Schließlich wurde ihm kalt. Die Sonne musste schon untergegangen sein, es wurde dunkel. Sein Rücken schmerzte jetzt so sehr, dass er es kaum noch aushielt, und er hörte nirgends einen Zug. Er setzte sich auf, warf einen Blick auf seine Uhr: 17 Uhr 58. Über eine Stunde. Er hatte über eine Stunde auf den Gleisen gelegen, und sein Zug war nicht gekommen, war einfach nicht aufgetaucht. Benommen blieb er sitzen. Er hatte sich nie überlegt, dass etwas schiefgehen könnte, dass er überleben würde, das war nicht Teil seines Konzepts gewesen. Für diese Situation gab es keinen Plan. Er geriet in Panik. Sollte er jetzt einfach nach Hause gehen? Susanne würde in einer halben Stunde von der Arbeit kommen. Sie würde den Brief finden. Sie würde vielleicht die Polizei rufen, sie würden ihn suchen, würden vielleicht eine ganze Hundertschaft durch das Wäldchen jagen. Und dann? Irgendwann würden sie ihn finden. Lebendig. Unversehrt! Wie peinlich! Sie würden ihn für einen Loser halten. Jemand, der es nicht schaffte, den einfachsten Suizid reibungslos über die Bühne zu bringen. Und sie hätten recht.

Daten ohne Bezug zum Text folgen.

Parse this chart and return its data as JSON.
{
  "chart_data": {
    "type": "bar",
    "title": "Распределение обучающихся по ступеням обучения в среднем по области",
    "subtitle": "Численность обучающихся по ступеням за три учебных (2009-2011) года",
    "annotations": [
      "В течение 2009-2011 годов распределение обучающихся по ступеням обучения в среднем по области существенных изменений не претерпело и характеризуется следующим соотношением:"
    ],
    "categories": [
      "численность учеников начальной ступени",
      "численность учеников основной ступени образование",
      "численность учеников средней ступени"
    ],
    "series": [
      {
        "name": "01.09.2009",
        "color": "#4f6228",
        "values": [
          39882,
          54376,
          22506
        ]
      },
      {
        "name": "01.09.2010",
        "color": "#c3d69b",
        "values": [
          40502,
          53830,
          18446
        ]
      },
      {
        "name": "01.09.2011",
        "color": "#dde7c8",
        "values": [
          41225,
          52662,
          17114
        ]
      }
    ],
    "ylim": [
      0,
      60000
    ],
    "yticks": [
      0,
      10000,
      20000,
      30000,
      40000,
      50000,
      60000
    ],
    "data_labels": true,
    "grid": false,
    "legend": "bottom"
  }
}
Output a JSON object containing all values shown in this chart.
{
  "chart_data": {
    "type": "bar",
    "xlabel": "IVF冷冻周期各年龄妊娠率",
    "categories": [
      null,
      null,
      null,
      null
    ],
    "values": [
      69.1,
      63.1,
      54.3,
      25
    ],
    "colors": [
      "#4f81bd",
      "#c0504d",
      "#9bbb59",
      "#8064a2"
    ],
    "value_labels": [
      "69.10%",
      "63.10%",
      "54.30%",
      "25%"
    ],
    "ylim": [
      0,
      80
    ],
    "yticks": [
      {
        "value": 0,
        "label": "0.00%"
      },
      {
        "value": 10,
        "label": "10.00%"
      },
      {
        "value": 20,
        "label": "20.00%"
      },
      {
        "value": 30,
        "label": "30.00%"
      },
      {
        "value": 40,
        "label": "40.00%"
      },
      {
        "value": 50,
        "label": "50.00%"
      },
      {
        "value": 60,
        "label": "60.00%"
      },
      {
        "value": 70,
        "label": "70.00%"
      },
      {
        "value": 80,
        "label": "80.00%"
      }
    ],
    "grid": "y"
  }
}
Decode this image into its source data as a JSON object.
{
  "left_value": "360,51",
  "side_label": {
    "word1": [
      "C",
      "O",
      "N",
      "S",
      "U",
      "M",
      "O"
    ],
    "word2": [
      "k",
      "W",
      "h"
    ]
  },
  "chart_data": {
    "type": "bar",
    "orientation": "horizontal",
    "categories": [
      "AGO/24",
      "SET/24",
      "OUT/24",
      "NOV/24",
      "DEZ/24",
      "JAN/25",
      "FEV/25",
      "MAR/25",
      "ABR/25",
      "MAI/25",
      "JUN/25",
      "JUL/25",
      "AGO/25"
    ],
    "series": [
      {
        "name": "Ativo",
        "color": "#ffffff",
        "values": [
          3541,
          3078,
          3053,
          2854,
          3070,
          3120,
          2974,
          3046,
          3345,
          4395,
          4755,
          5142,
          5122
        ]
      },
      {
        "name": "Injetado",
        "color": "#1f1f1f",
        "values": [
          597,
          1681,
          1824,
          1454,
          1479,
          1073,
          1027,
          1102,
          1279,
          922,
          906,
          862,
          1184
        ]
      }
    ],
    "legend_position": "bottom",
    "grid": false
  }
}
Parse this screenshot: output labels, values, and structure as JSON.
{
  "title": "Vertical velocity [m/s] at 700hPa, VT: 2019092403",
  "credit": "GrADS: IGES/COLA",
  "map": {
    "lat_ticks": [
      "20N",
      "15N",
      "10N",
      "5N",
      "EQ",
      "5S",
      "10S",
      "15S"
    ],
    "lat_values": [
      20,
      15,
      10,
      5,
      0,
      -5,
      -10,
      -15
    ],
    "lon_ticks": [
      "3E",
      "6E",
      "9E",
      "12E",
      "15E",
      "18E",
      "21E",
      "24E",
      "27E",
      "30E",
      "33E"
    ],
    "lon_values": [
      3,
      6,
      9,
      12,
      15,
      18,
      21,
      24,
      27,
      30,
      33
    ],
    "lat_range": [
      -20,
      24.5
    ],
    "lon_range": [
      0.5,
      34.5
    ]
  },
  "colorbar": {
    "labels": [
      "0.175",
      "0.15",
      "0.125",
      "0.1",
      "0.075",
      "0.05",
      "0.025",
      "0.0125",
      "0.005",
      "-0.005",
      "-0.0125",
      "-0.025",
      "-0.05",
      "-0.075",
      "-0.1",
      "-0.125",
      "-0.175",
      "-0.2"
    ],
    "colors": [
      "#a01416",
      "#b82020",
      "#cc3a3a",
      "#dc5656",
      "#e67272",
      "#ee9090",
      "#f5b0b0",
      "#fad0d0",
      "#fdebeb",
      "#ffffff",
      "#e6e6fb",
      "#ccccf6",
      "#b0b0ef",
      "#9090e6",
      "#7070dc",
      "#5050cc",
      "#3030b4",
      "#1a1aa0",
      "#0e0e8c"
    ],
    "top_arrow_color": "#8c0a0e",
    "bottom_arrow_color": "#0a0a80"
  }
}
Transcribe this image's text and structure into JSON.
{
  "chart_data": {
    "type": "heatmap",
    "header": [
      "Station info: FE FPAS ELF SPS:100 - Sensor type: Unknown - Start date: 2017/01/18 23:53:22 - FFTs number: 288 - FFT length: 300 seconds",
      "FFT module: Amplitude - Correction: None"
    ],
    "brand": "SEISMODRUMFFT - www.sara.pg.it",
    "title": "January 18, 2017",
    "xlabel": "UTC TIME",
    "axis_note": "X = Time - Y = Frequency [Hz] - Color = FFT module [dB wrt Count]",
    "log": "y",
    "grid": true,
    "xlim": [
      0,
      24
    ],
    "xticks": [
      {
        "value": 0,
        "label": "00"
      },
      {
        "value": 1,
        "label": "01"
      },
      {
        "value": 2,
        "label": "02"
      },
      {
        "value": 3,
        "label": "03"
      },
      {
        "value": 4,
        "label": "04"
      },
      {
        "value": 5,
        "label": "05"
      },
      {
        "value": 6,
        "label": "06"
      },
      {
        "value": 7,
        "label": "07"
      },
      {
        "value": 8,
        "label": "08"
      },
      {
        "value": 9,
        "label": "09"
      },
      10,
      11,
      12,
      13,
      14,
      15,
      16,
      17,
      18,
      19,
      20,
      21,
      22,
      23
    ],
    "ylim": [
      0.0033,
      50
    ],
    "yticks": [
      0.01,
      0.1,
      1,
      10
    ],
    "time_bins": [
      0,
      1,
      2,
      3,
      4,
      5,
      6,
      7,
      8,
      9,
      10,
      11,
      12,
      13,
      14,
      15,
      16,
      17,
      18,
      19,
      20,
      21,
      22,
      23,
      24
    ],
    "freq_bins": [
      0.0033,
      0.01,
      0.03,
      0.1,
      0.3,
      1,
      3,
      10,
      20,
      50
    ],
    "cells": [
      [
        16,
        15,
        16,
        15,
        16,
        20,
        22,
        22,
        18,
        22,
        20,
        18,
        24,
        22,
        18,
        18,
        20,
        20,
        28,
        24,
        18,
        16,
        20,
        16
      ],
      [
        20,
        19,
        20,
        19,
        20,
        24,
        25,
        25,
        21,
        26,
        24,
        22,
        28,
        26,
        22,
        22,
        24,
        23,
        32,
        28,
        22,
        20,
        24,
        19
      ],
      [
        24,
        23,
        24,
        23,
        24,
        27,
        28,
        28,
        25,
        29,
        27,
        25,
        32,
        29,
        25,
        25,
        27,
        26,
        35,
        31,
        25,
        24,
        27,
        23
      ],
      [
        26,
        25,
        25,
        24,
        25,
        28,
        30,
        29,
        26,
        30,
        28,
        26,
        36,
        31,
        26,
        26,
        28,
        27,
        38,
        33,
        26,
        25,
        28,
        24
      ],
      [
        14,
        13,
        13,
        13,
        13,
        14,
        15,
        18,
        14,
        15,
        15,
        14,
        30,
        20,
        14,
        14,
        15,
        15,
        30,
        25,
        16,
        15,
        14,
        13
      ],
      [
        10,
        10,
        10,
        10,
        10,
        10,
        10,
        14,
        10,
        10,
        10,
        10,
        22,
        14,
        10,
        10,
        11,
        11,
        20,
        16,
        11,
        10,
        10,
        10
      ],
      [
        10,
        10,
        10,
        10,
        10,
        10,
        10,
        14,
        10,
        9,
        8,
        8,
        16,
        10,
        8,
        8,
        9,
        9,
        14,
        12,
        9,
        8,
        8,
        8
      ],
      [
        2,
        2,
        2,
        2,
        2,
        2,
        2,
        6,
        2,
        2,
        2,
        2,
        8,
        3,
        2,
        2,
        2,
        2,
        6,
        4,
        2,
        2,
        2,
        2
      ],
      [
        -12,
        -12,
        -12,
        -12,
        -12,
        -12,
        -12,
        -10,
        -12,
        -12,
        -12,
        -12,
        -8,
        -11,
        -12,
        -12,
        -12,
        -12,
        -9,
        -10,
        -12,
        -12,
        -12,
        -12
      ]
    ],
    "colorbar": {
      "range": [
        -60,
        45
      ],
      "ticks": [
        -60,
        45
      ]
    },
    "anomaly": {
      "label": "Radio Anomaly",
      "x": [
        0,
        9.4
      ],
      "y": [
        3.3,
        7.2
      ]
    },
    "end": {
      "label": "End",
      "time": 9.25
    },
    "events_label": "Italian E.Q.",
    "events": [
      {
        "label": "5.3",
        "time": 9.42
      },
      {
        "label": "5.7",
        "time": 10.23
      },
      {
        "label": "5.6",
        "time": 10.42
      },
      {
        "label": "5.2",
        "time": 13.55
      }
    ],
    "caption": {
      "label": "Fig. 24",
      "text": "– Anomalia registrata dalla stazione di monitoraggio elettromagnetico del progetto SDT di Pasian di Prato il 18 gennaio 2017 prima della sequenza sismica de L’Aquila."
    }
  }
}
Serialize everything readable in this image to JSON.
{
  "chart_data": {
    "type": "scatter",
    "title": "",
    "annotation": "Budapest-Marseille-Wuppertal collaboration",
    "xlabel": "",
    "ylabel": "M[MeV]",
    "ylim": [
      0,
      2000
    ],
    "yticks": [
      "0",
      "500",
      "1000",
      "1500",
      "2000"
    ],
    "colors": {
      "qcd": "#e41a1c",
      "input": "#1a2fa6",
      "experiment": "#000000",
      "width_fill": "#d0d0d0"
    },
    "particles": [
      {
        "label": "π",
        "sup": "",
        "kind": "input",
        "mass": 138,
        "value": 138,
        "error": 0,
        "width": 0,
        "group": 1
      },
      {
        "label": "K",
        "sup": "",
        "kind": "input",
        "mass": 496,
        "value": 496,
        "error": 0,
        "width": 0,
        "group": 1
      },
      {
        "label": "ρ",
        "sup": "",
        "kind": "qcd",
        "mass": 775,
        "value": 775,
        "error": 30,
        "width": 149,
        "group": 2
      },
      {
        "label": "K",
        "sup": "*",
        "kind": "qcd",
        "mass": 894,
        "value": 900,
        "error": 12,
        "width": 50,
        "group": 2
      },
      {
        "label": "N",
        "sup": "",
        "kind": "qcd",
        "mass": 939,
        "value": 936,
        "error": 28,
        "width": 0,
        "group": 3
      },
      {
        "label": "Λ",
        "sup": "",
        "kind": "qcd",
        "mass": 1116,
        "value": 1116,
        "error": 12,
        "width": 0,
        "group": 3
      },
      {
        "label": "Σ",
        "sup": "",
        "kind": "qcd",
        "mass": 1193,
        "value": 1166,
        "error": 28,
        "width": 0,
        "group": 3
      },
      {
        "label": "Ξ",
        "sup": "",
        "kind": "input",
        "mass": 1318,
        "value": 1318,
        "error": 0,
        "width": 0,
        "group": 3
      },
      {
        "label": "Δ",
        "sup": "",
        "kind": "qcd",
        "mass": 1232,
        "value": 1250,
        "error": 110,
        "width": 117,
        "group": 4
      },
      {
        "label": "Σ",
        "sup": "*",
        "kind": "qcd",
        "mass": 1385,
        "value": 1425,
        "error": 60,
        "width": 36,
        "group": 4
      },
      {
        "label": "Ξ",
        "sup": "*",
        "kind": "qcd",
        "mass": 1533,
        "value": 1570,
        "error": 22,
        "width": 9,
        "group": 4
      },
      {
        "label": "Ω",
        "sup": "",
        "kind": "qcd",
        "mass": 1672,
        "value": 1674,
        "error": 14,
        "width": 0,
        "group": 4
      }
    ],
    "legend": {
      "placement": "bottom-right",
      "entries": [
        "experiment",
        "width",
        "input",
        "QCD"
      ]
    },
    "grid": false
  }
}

Heinrich sprang auf, aber seine eingeschlafenen Füße klappten unter ihm zusammen, und er schürfte sich ein Knie an den kantigen Steinen auf. Es schmerzte höllisch. Langsam richtete er sich wieder auf. Seine Fußsohlen prickelten, als liefe er auf einem Nagelbrett. Er griff sich das Sofakissen und ging, so schnell er konnte, nach Hause. Er musste vor Susanne ankommen.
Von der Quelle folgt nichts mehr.